I’d like to use this episode of Jersey Shore to remind everyone not to confuse friends with frenablers. What’s a “frenabler,” you ask? A frenabler is a pseudo-friend more dangerous than a frenemy and more seductive than a freneighbor. He’s someone who probably cares about you quite a bit… but not as much as he cares about his own situation.

So keep an eye out for frenablers, and more importantly, don’t become one yourself. If your friend says, “I think I have a drinking problem,” don’t respond, “I think you have a drinking solution!”

Be a friend instead.

Put the “Me” Back in Memes

As 2010 is thrust farther into the annals of history, I am blown away by all the great memes spurt forth from last year. Although we all lolled (and often facepalmed) at the meme eruption of 2010, I believe we missed a vital opportunity to understand what our memes say about ourselves.

I, for example, had a clear favorite meme last year: Double Rainbow all the way. What does this preference say about me? Possibly that I am an innate optimist; possibly that I’m on Peyote. Perhaps I simply have a deep philosophical angst that makes me look at something pretty and yell “WHAT DOES IT MEAN”.

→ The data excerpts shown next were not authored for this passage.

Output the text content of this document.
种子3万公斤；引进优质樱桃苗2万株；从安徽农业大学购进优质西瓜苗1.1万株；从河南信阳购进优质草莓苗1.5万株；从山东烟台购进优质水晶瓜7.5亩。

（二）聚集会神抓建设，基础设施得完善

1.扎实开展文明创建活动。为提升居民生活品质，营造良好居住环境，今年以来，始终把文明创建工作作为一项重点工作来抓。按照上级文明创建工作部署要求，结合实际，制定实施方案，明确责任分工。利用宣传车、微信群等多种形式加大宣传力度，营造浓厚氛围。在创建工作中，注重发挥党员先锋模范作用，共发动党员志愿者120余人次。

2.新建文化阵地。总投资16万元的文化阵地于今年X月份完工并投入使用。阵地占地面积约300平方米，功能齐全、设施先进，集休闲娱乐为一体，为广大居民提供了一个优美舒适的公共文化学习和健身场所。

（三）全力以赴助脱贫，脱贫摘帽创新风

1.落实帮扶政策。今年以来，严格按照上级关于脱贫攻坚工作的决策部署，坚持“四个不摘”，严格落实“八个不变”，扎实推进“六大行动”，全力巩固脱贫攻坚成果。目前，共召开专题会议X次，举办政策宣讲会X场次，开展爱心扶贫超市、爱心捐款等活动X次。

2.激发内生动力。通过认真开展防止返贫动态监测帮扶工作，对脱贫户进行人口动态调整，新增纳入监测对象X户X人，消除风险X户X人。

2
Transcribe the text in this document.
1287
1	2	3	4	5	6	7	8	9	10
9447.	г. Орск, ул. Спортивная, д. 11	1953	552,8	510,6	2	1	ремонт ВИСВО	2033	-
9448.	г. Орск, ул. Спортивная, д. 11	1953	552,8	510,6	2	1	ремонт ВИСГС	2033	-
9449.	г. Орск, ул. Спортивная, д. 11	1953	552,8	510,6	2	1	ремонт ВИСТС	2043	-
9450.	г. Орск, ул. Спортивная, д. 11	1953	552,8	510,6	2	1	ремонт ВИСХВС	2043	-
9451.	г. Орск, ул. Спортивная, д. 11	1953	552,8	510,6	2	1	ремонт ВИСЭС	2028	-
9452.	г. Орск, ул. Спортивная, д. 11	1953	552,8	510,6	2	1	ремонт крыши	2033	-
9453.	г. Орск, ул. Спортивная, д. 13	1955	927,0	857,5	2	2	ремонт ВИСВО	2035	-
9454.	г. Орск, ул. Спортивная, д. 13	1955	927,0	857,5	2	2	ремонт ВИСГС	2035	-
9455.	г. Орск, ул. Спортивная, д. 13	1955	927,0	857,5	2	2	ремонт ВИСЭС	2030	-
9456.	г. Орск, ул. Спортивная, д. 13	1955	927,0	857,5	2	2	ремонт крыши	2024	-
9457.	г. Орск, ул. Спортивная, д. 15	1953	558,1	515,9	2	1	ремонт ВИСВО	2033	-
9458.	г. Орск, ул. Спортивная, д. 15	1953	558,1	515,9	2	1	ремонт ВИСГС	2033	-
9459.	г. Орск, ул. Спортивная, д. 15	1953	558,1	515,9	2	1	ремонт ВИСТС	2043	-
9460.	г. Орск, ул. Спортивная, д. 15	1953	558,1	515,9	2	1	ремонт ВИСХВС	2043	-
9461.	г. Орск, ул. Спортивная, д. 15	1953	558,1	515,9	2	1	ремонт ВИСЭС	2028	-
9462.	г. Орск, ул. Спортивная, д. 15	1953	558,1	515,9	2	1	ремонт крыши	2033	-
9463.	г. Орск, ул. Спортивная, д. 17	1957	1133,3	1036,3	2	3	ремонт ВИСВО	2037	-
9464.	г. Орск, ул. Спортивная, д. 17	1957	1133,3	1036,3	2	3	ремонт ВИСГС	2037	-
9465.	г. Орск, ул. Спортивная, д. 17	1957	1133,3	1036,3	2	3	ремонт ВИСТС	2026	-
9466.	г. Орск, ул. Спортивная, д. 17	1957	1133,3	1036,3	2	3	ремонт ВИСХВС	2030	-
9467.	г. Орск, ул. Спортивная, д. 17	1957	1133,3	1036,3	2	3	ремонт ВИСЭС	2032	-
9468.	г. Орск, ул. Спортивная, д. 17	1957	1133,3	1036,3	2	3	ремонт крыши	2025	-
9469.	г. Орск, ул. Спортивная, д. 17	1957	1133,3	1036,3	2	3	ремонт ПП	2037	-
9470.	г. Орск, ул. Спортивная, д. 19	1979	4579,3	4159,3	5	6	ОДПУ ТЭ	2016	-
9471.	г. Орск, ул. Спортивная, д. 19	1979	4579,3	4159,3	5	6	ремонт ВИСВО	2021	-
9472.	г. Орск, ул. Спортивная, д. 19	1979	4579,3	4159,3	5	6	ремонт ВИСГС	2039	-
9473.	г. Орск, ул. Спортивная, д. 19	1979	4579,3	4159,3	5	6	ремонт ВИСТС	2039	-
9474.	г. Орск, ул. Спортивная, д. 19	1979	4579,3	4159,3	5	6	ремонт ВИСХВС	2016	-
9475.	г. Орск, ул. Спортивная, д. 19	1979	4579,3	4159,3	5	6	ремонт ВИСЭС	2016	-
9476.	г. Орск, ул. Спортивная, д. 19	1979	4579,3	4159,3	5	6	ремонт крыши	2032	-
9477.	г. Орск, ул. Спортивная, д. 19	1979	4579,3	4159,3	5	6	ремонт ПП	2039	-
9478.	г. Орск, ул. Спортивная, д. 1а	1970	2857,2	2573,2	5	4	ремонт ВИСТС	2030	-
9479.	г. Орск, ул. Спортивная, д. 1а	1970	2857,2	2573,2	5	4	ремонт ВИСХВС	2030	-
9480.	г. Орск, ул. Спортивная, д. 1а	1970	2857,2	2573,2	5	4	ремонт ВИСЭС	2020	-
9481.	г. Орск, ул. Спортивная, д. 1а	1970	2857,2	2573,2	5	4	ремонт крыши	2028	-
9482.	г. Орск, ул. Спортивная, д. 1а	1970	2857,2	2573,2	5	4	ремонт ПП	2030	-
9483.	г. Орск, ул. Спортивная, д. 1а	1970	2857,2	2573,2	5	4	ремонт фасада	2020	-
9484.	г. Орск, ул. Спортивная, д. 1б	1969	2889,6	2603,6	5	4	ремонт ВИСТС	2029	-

Whatever it means, you can learn a lot about yourself from what makes you lol. What do you think your favorite meme says about you? Here are some possibilities:

Sad Keanu: You are depressed :’(
Deal With It: You think Sad Keanu should deal with it.
Bed Intruder: You are a glass-half-full kind of person, even if your glass is filled with rape.
Meanwhile in X…: You are passive-aggressive and love to travel!
Magnets, How Do They Work?: You are ignorant of many things. But you are passionate about your ignorance and will probably succeed in life.
Vuvuzelas: You are fucking annoying.

So, WHAT DOES IT MEAN?! Only you can answer that for yourself.

Welcome to Therapop

Ever wanted to better yourself and mock celebrities at the same time? Ever missed your counseling appointment because a marathon of Pimp My Ride was on? If so, you’ve come to the right place.

You don’t have to sacrifice personal growth because you have a crippling addiction to media. The essence of self-help can be found in every judgy celebrity tweet, every frenemy-based reality show, every raptor-related Internet meme, everything every Kardashian has ever said.

Welcome to Therapop. Let’s get started.